Peraturan ini berlaku untuk turis yang melintasi pos pemeriksaan darat Singapura.

Rep: Noer Qomariah Kusumawardhani/ Red: Natalia Endah Hapsari
Mulai awal 2024, para pelancong yang melintasi pos pemeriksaan darat Singapura dengan mobil akan dapat melewati imigrasi di pos pemeriksaan Tuas dan Woodlands tanpa paspor. Sebagai gantinya, mereka menggunakan kode QR./ilustrasi
Foto: EPA-EFE / HOW HWEE YOUNG
Mulai awal 2024, para pelancong yang melintasi pos pemeriksaan darat Singapura dengan mobil akan dapat melewati imigrasi di pos pemeriksaan Tuas dan Woodlands tanpa paspor. Sebagai gantinya, mereka menggunakan kode QR./ilustrasi

REPUBLIKA.CO.ID, JAKARTA---Mulai awal 2024, para pelancong yang melintasi pos pemeriksaan darat Singapura dengan mobil, akan dapat melewati imigrasi di pos pemeriksaan Tuas dan Woodlands tanpa paspor. Sebagai gantinya, mereka menggunakan kode QR.

Langkah ini diumumkan oleh Otoritas Imigrasi dan Pos Pemeriksaan (ICA) Singapura pekan lalu.
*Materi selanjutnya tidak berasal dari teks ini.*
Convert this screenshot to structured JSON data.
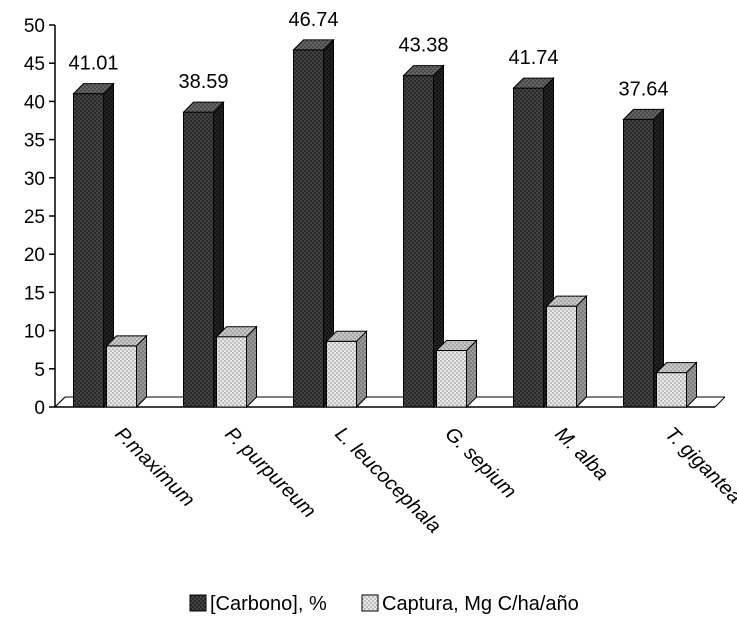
{
  "chart_data": {
    "type": "bar",
    "style": "3d-clustered-column",
    "categories": [
      "P.maximum",
      "P. purpureum",
      "L. leucocephala",
      "G. sepium",
      "M. alba",
      "T. gigantea"
    ],
    "series": [
      {
        "name": "[Carbono], %",
        "values": [
          41.01,
          38.59,
          46.74,
          43.38,
          41.74,
          37.64
        ],
        "data_labels": [
          "41.01",
          "38.59",
          "46.74",
          "43.38",
          "41.74",
          "37.64"
        ],
        "pattern": "dark-dotted",
        "color_front": "#2a2a2a",
        "color_side": "#151515",
        "color_top": "#5a5a5a"
      },
      {
        "name": "Captura, Mg C/ha/año",
        "values": [
          8.0,
          9.2,
          8.6,
          7.4,
          13.2,
          4.5
        ],
        "pattern": "light-dotted",
        "color_front": "#d4d4d4",
        "color_side": "#8c8c8c",
        "color_top": "#b8b8b8"
      }
    ],
    "ylim": [
      0,
      50
    ],
    "yticks": [
      "0",
      "5",
      "10",
      "15",
      "20",
      "25",
      "30",
      "35",
      "40",
      "45",
      "50"
    ],
    "title": "",
    "xlabel": "",
    "ylabel": "",
    "grid": false,
    "legend_position": "bottom"
  }
}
Ini sebagai bagian dari Konsep Izin Baru yang diumumkan pada tahun 2019, dan akan digunakan untuk memfasilitasi para pelancong yang meninggalkan Singapura melalui jalur darat.

Baca Juga

Tetapi tentu saja, mereka yang masuk ke Malaysia masih harus melalui pemeriksaan lain yang masih memerlukan paspor, setidaknya untuk saat ini.

Dilansir dari Mashable SE Asia, Selasa (9/5/2023), para wisatawan yang berada di dalam mobil akan menggunakan Automated Passenger In-Car Clearance System (APICS) baru yang dikembangkan oleh Home Team Science and Technology Agency (HTX). Sedangkan mereka yang berada dalam bus akan mengandalkan Automated Border Control System (ABCS) di ruang penumpang.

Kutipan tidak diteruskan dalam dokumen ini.